その折のこの歌は、まるで中宮に成り代わってその心を詠むかのようである。

  この年二月一日、為時は越後の守に補任され、その地に赴いていた。紫式部の弟惟規は従五位下に叙されていたが、都での仕事を辞し、老父を労わって彼の地に下った。だが彼自身が病にかかり、越後で亡くなってしまった。

  紫式部は、長和二(1013)年五月二十五日の「小右記」に皇太后彰子に仕え応対する女房「越後守為時女」として見えるので、この時までは彰子や貴族に信頼されつつ働いていたことが確かである。

  だが為時が長和三年六月に任期途中で越後の守を辞退して都に帰り(「小右記」六月十七日)、やがて長和五(1016)年四月二十九日には出家してしまった(同、五月一日)ことから、紫式部も為時の越後下向中に亡くなったのだと解する説もある。

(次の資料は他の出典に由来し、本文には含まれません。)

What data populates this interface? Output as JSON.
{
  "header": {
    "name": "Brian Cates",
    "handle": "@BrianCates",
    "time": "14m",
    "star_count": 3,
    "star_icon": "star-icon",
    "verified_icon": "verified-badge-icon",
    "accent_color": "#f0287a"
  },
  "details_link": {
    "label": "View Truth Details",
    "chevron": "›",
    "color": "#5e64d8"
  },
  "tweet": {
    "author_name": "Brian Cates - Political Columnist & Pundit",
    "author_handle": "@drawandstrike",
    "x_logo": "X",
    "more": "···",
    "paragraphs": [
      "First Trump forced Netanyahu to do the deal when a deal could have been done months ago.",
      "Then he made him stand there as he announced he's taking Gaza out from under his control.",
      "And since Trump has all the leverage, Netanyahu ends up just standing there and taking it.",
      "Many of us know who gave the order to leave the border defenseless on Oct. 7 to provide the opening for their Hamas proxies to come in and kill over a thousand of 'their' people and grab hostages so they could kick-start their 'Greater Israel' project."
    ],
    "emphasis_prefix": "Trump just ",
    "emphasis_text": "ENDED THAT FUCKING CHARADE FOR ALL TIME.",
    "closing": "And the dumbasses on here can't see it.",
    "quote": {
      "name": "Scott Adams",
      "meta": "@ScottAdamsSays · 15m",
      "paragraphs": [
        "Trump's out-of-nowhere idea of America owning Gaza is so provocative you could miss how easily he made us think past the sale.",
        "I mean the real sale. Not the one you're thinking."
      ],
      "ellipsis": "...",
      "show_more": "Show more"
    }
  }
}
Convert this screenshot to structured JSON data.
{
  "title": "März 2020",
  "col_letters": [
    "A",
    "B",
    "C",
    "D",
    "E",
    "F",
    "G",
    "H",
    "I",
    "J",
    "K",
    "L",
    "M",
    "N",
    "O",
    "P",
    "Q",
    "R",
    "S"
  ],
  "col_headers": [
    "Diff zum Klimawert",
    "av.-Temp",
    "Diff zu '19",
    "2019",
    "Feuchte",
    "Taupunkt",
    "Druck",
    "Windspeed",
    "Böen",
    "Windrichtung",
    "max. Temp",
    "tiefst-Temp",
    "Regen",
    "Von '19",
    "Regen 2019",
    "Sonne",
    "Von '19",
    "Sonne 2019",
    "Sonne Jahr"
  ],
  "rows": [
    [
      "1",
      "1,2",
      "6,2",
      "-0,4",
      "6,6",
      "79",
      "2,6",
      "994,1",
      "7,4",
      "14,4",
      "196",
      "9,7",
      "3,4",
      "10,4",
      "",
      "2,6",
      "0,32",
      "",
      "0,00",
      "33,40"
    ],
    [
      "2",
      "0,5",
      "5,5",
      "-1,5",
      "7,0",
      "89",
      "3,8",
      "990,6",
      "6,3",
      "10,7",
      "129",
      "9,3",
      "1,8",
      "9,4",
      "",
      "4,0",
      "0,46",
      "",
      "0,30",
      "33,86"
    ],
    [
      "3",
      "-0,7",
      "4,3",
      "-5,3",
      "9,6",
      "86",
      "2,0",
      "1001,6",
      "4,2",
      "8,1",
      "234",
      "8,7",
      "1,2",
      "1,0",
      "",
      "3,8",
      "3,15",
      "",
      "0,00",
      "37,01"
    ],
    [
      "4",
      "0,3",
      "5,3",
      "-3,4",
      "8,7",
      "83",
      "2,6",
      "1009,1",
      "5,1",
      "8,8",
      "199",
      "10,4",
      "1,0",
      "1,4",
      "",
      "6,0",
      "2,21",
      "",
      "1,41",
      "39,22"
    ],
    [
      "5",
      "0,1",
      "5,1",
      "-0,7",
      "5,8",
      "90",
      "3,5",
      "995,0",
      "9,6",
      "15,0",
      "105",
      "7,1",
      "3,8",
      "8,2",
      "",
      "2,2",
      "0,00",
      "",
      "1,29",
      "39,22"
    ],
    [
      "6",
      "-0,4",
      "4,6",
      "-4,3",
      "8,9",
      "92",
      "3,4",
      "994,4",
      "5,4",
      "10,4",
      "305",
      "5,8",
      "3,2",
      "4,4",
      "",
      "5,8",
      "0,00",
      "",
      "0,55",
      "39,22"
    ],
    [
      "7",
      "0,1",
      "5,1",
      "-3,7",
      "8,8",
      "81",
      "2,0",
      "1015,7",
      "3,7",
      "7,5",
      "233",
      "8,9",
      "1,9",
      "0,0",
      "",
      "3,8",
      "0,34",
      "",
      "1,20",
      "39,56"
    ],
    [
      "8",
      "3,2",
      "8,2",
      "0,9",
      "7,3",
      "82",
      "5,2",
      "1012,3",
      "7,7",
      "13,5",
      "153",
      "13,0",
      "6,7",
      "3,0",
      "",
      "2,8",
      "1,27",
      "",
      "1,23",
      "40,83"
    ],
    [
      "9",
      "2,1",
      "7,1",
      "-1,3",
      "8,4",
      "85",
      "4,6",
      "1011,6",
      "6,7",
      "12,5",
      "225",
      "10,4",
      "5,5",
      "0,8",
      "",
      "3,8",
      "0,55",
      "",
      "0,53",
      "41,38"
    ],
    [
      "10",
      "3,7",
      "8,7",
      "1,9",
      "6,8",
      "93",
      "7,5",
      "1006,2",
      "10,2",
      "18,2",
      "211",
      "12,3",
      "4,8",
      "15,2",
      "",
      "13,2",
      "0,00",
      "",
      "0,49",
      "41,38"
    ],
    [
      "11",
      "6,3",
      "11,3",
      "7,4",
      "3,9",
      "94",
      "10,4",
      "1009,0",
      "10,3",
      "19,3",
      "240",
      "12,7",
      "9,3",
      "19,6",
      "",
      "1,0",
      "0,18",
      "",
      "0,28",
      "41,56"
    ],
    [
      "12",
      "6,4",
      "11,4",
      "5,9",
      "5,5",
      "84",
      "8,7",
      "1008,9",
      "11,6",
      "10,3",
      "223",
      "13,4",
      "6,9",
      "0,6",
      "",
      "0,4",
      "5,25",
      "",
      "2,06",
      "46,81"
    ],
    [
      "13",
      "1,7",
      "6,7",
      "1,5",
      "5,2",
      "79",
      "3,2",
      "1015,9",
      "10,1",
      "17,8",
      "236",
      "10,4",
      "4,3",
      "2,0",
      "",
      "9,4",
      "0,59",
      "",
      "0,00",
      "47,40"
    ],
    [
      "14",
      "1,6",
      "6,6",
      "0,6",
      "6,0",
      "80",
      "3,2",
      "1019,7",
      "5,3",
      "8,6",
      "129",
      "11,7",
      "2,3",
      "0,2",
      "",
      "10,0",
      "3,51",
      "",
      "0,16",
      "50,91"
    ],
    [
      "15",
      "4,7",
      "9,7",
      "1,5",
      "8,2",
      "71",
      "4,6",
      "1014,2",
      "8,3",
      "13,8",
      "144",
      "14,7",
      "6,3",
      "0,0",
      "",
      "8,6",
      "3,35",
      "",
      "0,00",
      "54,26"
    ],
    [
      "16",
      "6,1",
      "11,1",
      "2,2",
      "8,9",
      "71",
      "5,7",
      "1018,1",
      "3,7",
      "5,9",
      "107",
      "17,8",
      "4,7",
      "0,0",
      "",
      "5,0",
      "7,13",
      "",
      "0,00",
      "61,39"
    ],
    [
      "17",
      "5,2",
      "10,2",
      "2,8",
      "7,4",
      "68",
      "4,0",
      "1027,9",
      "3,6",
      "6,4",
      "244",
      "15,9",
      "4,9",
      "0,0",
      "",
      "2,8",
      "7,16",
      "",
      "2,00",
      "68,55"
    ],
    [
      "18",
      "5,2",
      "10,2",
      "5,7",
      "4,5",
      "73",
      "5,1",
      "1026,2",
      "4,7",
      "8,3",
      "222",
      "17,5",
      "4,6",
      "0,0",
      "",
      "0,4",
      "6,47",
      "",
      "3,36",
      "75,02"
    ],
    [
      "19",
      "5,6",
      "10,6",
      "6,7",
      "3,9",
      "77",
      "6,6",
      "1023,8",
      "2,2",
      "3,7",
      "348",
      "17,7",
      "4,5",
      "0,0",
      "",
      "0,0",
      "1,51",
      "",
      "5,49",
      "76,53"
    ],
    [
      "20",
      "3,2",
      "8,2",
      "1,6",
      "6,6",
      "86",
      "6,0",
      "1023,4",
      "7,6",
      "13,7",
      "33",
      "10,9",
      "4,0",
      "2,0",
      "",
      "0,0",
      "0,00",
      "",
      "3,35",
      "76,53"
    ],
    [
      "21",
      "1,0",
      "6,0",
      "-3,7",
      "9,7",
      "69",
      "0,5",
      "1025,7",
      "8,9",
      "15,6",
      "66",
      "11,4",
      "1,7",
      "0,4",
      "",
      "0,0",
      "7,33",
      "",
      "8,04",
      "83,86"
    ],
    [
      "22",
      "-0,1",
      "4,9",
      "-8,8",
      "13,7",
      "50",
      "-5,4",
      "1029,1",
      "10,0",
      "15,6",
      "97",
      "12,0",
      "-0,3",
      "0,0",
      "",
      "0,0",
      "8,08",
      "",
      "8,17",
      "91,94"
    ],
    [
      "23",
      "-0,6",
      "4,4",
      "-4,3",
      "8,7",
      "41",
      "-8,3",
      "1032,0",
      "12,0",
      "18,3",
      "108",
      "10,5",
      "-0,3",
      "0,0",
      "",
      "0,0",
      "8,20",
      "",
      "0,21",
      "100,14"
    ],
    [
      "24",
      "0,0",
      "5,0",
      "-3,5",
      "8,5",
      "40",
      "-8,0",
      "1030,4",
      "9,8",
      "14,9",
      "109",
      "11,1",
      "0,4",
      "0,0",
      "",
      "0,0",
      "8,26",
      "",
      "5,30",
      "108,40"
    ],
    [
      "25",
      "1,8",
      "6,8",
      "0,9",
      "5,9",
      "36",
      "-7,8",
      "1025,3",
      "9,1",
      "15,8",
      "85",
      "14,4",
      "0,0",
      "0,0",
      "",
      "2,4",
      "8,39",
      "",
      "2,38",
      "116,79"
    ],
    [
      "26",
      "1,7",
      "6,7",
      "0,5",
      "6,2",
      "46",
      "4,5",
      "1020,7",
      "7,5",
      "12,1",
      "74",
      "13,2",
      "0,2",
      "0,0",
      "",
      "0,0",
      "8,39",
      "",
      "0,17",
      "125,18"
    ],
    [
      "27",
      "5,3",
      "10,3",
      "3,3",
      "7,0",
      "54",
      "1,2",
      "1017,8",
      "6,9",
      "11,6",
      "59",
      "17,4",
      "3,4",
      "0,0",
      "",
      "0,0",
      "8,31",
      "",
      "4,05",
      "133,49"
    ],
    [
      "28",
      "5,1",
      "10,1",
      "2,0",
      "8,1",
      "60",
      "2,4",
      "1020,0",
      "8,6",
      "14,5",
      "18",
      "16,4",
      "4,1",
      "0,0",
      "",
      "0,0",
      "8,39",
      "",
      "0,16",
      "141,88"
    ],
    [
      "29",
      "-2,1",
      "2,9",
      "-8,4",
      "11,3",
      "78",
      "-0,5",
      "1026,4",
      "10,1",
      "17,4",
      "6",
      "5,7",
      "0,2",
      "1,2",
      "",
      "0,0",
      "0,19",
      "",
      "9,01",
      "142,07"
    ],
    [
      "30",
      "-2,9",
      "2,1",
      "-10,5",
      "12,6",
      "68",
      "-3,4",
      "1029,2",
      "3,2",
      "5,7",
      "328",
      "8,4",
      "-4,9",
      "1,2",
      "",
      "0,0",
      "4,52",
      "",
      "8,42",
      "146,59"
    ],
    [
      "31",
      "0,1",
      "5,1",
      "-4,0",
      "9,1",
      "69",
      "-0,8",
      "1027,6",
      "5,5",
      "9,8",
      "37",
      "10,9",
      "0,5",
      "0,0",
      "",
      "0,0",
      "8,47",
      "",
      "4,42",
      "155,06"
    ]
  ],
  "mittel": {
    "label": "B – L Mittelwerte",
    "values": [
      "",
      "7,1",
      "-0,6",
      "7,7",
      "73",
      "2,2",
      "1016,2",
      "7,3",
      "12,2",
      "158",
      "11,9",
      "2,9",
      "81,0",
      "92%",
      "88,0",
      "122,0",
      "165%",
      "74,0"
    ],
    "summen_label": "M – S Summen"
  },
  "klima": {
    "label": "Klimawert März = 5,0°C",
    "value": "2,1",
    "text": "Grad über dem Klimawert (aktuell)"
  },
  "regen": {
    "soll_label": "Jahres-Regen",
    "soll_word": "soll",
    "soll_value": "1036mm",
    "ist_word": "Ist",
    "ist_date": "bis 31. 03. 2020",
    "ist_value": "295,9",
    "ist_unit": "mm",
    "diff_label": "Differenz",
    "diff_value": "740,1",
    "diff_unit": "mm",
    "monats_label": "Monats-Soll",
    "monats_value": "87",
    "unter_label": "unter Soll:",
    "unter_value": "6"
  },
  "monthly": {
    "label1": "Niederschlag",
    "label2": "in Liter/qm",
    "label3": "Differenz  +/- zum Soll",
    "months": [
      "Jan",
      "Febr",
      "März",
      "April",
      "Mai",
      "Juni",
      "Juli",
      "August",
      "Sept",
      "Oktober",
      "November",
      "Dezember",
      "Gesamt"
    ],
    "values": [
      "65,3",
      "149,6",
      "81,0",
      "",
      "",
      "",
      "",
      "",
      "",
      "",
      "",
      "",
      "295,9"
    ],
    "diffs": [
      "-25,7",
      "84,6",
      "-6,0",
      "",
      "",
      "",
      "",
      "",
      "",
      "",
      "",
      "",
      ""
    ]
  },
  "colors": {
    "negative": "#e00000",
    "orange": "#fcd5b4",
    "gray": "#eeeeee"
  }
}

  それに従えば、紫式部は長和三年六月十七日以前に、四十歳前後で没したことになる。しかし「小右記」寛仁三(1019)年正月五日に実資(さねすけ)とその養子資平(すけひら)が太皇太后彰子のもとで会った女房に、長和二年五月二十五日の「為時女」と面影の通じる書き方がされており、これを紫式部と見る説もある。
  そうとすれば、紫式部は彰子の長男篤成が後一条天皇となり、その弟敦良が後太弟となった、天下第一の国母となった彰子の姿を見ることができたことになる。

  筆者は、紫式部はやがて宮仕えから身を引き、晩年を静かな思いで過ごしたと考えている。古文系「紫式部集」巻末歌がその心境を窺わせるからである。

   ふればかく憂さのみまさる世を知らで荒れたる庭に積もる初雪
 (「紫式部集」一一三)

   いづくとも身をやるかたの知られねば憂しと見つつも永らふるかな
 (「紫式部集」一一四)

  「紫式部日記」にも描かれる「憂さ」は生涯消えることがなかった。だがそれを抱えつつ、やがて憂さを受け入れ、憂さと共に生きる境地に、紫式部は達したのである。

  なお、紫式部は「尊卑分脈」に「御堂関白道長妾云々」と、伝聞の形ながら道長との関係を記される。「紫式部日記」年次不明記事の贈答に端を発する風聞と思われるが、「妾」の根拠は不明である。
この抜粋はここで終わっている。